Your bedroom window,” Elgin said, sipping on his whiskey, hoping it would settle his nerves. Coming so close to losing her a third time had him frazzled. “My guess is that he came back to finish what he started in the stairwell, heard the recording, and came down here. We saw him go in. I thought you’d be safe enough with Shaw, even if he did discover the first wire, but Del Rio was a whole other story.”

“Shoulda shot him,” Mike grumbled, moving down the bar to toast the night with Bailey. “Bet you never thought to see the day when you’d be helpin’ cops instead of runnin’ from ’em.”

Bailey displayed a rare toothy grin and lowered his eyes in mock chagrin.

Elgin smiled at the two old men, but there was a sober, concerned expression in his eyes when he turned to look at Kelly.

“Del Rio tried to kill me?” she asked, as if she were finding it hard to believe, even of Del Rio.

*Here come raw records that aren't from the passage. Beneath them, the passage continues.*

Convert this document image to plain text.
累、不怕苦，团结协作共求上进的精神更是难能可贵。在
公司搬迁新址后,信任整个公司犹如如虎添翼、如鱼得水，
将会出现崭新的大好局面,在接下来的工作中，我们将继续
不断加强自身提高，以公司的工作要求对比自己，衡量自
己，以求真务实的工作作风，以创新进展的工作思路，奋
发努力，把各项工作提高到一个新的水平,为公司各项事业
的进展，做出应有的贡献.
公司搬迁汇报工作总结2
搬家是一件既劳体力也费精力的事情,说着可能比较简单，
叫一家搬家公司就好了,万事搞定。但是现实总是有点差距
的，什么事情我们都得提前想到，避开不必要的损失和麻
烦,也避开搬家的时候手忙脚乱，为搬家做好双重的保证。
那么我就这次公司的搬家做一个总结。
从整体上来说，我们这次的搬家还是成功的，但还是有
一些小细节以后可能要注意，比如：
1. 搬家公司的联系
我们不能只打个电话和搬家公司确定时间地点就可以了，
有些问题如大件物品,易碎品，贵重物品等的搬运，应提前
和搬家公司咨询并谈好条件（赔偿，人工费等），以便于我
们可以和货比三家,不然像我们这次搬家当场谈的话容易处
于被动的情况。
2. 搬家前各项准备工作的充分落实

“He was identified as the same man seen running from here the other night.”

She shook her head dazedly, overwhelmed by the night’s events and revelations.

“I have to go,” he said, knowing it wasn’t necessary to tell her why. “Will you be able to get some sleep? There’s a paramedic on standby outside. He might have something you can take.”

“No, I’m okay, really. I want to do whatever I can for Angie and the kids, but once they’re settled…” Her voice trailed off as she thought of the Shaw family, split up and in pain.

“You were right about Tommy,” Elgin said.

“That’s small consolation considering that he’ll have to go to jail, anyway, for concealing evidence. And Angie…” She couldn’t speak aloud her fears for Angie.

“I’m sorry, babe,” he said, a comforting arm around her shoulders. He kissed her lightly and gave her a small, encouraging smile. Then he followed Del Rio and the other officers out of the bar.